Artinya, kata dia, pengukuran ulang atau evaluasi terhadap lahan HGU yang tumpang tindih ini harus dilakukan. “Ini perintah UU sebagaimana di atur dalam UU Nomor 11 Tahun 2020 tentang Cipta Kerja. Kita mesti melakukan pengukuran ulang,” tegas Syamsurizal.
Lebih lanjut anggota Baleg DPR ini mengatakan bahwa dengan pengukuran ulang ini, pemerintah bisa memberikan sanksi berupa denda kepada perusahaan pengelola HGU yang melanggar. Sebab, ia mendapatkan informasi bahwa potensi kerugian negara dari pengelolahan HGU melebihi batas izin mencapai Rp 392 triliun.
“Informasi yang kami terima sebesar Rp 392 triliun. Itu pernah dikeluarkan sebuah harian di ibukota,” katanya.
Politisi Partai Persatuan Pembangunan (PPP) ini juga menanggapi jawaban Menteri ATR/Kepala BPN Sofyan Djalil dalam rapat kerja dengan Komisi II DPR sebelumnya, yang keberatan dengan pengukuran ulang HGU dengan alasan akan memakan biaya yang terlalu besar.
Menurut Syamsurizal, biaya yang dikeluarkan untuk melakukan pengukuran ulang lahan HGU tidak sebanding dengan potensi kerugian negara yang lebih besar.
“Tidak bisa tidak, kita mesti melakukan pengukuran ulang. Masalah biaya tidak etis kalau kita angkat untuk menjadi penghambat untuk sebuah kerja yang menjadi tugas dan itu adalah perintah undang-undang,” tegas legislator asal Riau ini.
Selain mendesak evaluasi dan penyelesaian lahan HGU, HGB dan HPL yang tumpang tindih, raker tersebut menyimpulkan dua hal.

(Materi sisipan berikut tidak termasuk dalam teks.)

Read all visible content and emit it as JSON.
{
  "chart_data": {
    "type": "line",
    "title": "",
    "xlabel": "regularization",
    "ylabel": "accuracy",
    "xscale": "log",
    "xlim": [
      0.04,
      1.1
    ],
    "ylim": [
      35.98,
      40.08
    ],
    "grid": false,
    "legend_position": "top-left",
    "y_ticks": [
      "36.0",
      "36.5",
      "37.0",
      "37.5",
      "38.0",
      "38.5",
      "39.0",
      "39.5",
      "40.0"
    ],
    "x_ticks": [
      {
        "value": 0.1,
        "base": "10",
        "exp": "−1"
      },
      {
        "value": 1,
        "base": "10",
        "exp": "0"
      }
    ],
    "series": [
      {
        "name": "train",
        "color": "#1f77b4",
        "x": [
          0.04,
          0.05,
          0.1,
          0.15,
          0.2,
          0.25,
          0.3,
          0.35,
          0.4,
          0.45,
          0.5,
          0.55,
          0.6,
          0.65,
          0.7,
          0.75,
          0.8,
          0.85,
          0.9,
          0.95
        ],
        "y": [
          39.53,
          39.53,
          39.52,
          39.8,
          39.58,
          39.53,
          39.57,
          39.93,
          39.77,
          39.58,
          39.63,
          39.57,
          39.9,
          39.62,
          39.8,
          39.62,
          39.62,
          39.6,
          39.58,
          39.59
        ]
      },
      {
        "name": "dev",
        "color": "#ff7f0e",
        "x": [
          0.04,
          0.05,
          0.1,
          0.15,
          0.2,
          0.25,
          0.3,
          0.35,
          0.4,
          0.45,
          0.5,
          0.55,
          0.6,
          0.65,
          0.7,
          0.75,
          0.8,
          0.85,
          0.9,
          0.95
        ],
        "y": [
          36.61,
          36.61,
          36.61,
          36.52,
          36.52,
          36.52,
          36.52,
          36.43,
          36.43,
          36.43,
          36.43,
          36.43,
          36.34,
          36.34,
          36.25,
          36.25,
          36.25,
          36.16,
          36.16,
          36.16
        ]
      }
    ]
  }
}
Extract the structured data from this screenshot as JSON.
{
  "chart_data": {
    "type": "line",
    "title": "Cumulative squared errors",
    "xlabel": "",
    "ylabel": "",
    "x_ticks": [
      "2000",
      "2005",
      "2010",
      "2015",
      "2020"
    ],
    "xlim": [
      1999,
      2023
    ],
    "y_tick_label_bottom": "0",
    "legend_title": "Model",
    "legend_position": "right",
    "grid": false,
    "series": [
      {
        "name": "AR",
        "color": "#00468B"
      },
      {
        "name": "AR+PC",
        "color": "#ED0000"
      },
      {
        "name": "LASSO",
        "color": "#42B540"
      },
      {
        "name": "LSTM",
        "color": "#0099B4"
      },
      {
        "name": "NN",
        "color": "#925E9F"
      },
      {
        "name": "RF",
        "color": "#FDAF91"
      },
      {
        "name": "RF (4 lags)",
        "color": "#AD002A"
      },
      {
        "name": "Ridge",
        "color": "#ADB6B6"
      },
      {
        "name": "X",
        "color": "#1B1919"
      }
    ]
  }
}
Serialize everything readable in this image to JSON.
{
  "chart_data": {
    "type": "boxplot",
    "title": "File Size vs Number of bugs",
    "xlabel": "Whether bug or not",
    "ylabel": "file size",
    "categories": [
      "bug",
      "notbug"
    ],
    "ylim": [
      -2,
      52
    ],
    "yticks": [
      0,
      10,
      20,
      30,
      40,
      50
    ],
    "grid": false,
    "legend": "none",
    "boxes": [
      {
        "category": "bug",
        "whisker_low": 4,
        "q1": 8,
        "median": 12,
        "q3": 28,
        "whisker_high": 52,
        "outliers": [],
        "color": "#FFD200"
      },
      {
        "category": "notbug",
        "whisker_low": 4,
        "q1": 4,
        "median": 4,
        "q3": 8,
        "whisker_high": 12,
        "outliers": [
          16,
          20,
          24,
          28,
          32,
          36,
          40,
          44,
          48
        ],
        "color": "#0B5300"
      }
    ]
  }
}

Yakni dalam rangka mendorong pencegahan, pemberantasan penyelesaian praktik mafia pertanahan dan permasalahan penataan ruang di seluruh Indonesia, Komisi II DPR RI akan membentuk Panitia Kerja HGU, HGB dan HPL, Panitia Kerja Mafia Pertanahan dan Panitia Kerja Tata Ruang.
Komisi II DPR dan Menteri ATR/BPN sepakat menunda pemberlakuan Peraturan Menteri ATR/BPN Nomor 1 Tahun 2021 tentang Sertipikat Elektronik dan segera melakukan evaluasi dan revisi terhadap ketentuan yang berpotensi menimbulkan permasalahan di masyarakat.